Deux galeries de l’Upper East Side présentent cet automne des toiles du peintre français Francis Picabia. L’occasion de mieux connaître cet artiste de la première moitié du XXe siècle, que son parcours mouvementé et son style éclectique rendent difficile à classifier.
Né en 1879 à Paris dans une famille influente franco-cubaine qui l’a encouragé à peindre, Francis Picabia s’intéresse très tôt à l’art. À la tête d’une belle fortune, c’est un mondain, amateur de femmes, de jeux et de belles voitures. Il collectionnera plus de 150 voitures de course tout au long de sa vie, ainsi qu’une ribambelle d’aventures amoureuses, qui lui vaudront notamment quelques coups de feu d’un mari jaloux.
Francis Picabia se présentera lui-même en 1923 comme « artiste en tous genres ». Il participera à plusieurs courants tout au long de sa carrière d’artiste. Grand fan d’Alfred Sisley, il commence dans le courant impressionniste et pointilliste de 1903 à 1908. L’année suivante, changement de direction radical : il rejoint le mouvement cubiste et se lie d’amitié avec Marcel Duchamp. Avec notamment le couple Robert et Sonia Delaunay, il créera un sous-mouvement du cubisme, au style « kaléidoscopique », que Guillaume Apollinaire nommera l’orphisme.
En 1913, il est le seul de son groupe d’artistes à pouvoir se payer un vol pour New York et participer à la foire de l’Association of American Painters and Sculptors, ancêtre de l’Armory Show. Sa présence à New York lui permet de se faire un nom dans les cercles artistiques américains. Outre Atlantique, il rencontre Man Ray et découvre Kandinsky. Il reviendra plusieurs fois à New York et y passera une grande partie de la Première guerre mondiale.
À son retour à Paris, il quitte le mouvement cubiste et rejoint le jeune mouvement dadaïste. Il fréquente Tristan Tzara, André Breton, Paul Éluard, Philippe Soupault, Louis Aragon, et fonde la revue 391 (en hommage à la revue 291 du photographe américain Alfred Stieglitz). Mais son affiliation dadaïste sera de courte durée, et en 1921 il divorce du mouvement et publie une attaque personnelle contre André Breton dans son journal 391.
En 1925 , il entre dans la dernière phase de son évolution artistique, et ce sont les toiles de cette dernière période que l’on peut voir cet automne à New York.

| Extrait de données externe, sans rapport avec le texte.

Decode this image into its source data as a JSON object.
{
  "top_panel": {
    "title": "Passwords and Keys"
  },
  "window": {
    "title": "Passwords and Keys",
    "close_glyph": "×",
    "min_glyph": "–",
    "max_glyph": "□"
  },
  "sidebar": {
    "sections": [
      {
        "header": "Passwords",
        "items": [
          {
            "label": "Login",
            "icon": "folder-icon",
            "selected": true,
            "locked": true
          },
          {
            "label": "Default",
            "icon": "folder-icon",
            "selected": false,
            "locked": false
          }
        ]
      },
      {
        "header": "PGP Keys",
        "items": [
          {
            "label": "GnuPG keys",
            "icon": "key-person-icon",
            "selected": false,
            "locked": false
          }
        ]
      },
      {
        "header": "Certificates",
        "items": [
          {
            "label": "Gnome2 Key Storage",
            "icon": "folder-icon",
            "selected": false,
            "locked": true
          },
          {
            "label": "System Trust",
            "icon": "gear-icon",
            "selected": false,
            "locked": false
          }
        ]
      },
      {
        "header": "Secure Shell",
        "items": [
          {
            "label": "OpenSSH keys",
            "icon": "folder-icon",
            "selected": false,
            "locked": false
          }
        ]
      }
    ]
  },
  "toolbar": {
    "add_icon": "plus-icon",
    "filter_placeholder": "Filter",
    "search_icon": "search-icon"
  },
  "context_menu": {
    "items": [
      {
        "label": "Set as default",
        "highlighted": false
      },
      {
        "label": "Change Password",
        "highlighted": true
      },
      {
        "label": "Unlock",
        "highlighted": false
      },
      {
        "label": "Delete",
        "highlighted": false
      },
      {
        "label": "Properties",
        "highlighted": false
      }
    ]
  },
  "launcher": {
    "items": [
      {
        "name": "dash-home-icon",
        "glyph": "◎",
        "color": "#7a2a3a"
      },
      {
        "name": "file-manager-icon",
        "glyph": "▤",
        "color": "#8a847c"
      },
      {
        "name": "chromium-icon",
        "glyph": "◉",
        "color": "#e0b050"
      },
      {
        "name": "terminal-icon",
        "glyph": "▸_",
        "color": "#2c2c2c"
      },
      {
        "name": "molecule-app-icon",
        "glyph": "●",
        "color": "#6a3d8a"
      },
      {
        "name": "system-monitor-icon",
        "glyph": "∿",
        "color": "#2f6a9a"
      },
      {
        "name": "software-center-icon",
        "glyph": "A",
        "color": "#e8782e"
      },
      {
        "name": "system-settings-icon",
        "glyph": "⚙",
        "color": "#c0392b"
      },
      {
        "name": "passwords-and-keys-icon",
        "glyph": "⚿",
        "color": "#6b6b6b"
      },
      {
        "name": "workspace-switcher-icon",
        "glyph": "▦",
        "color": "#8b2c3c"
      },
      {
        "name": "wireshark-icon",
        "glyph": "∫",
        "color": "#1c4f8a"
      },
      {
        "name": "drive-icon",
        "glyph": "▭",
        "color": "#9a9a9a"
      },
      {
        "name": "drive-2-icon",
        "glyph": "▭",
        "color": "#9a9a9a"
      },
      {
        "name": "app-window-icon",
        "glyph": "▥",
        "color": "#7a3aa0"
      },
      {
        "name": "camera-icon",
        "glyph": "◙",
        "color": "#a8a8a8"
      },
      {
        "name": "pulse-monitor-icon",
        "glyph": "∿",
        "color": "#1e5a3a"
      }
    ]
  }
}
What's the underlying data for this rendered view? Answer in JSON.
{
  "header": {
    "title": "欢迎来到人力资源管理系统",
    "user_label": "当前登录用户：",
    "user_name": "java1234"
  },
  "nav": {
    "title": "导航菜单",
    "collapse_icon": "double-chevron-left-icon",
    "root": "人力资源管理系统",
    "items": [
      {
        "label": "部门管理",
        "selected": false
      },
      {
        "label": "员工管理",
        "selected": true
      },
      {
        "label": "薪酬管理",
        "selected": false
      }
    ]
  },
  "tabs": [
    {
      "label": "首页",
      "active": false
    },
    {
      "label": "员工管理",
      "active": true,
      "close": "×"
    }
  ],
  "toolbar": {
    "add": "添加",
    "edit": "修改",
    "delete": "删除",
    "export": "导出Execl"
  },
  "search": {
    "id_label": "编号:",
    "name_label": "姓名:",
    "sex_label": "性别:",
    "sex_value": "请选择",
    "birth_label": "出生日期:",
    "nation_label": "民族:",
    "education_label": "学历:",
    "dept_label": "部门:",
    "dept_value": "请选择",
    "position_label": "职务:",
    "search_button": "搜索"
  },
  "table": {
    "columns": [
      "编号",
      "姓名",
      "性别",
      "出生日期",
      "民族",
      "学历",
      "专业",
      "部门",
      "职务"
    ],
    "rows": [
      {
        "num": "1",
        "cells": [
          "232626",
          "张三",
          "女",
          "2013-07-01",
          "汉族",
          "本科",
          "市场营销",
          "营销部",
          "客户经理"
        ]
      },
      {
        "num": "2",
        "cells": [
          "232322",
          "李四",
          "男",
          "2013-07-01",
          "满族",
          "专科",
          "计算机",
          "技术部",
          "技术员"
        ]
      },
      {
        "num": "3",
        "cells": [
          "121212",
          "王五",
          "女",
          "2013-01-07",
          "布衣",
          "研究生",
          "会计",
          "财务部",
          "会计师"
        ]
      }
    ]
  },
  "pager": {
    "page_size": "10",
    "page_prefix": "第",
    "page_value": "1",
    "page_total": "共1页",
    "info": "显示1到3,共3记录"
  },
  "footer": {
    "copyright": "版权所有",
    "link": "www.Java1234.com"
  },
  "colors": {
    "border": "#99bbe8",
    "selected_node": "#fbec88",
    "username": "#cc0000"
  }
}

Il revient à la peinture figurative, peint des tableaux réalistes, copies de photographies publiées dans des magazines populaires, y compris des photos nues trouvées dans des magazines de charme comme Paris Sex Appeal. La petite histoire veut que nombre de ces peintures, achetées par un marchand d’art algérien, se retrouveront dans des bordels en Afrique du Nord…
Dans la série « Transparences », il crée des images multidimensionnelles énigmatiques, qui superposent des images classiques et de la Renaissance avec des images modernes.
Les galeries Fleiss-Valois et Michael Werner, toutes les deux dans l’Upper East Side, présentent une sélection de toiles de l’artiste de cette période figurative. Les femmes sont à l’honneur, habillées ou non. Chez Fleiss-Valois, le portrait d’une pin-up levant sa jupe est copiée directement d’une photographie de l’époque. Le tableau Résistance, exposé chez Michael Werner, est inspiré d’une photographie de Marlene Dietrich de 1942. Cette utilisation d’images de célébrités a poussé certains commentateurs à voir en Francis Picabia, déjà impressionniste, cubiste, dadaïste et surréaliste, un précurseur du pop art américain des années 1960…. Alors, artiste génial ? Les avis divergent. Mais artiste d’avant-garde, certainement.
Galerie Michael Werner, 4 East 77th street – Jusqu’au 23 novembre
Galerie Fleiss-Valois, 1018 Madison Avenue – Jusqu’au 21 décembre – À noter que la galerie Fleiss Valois expose également une belle collection de toiles de l’artiste français « affichiste » Jacques Villeglé.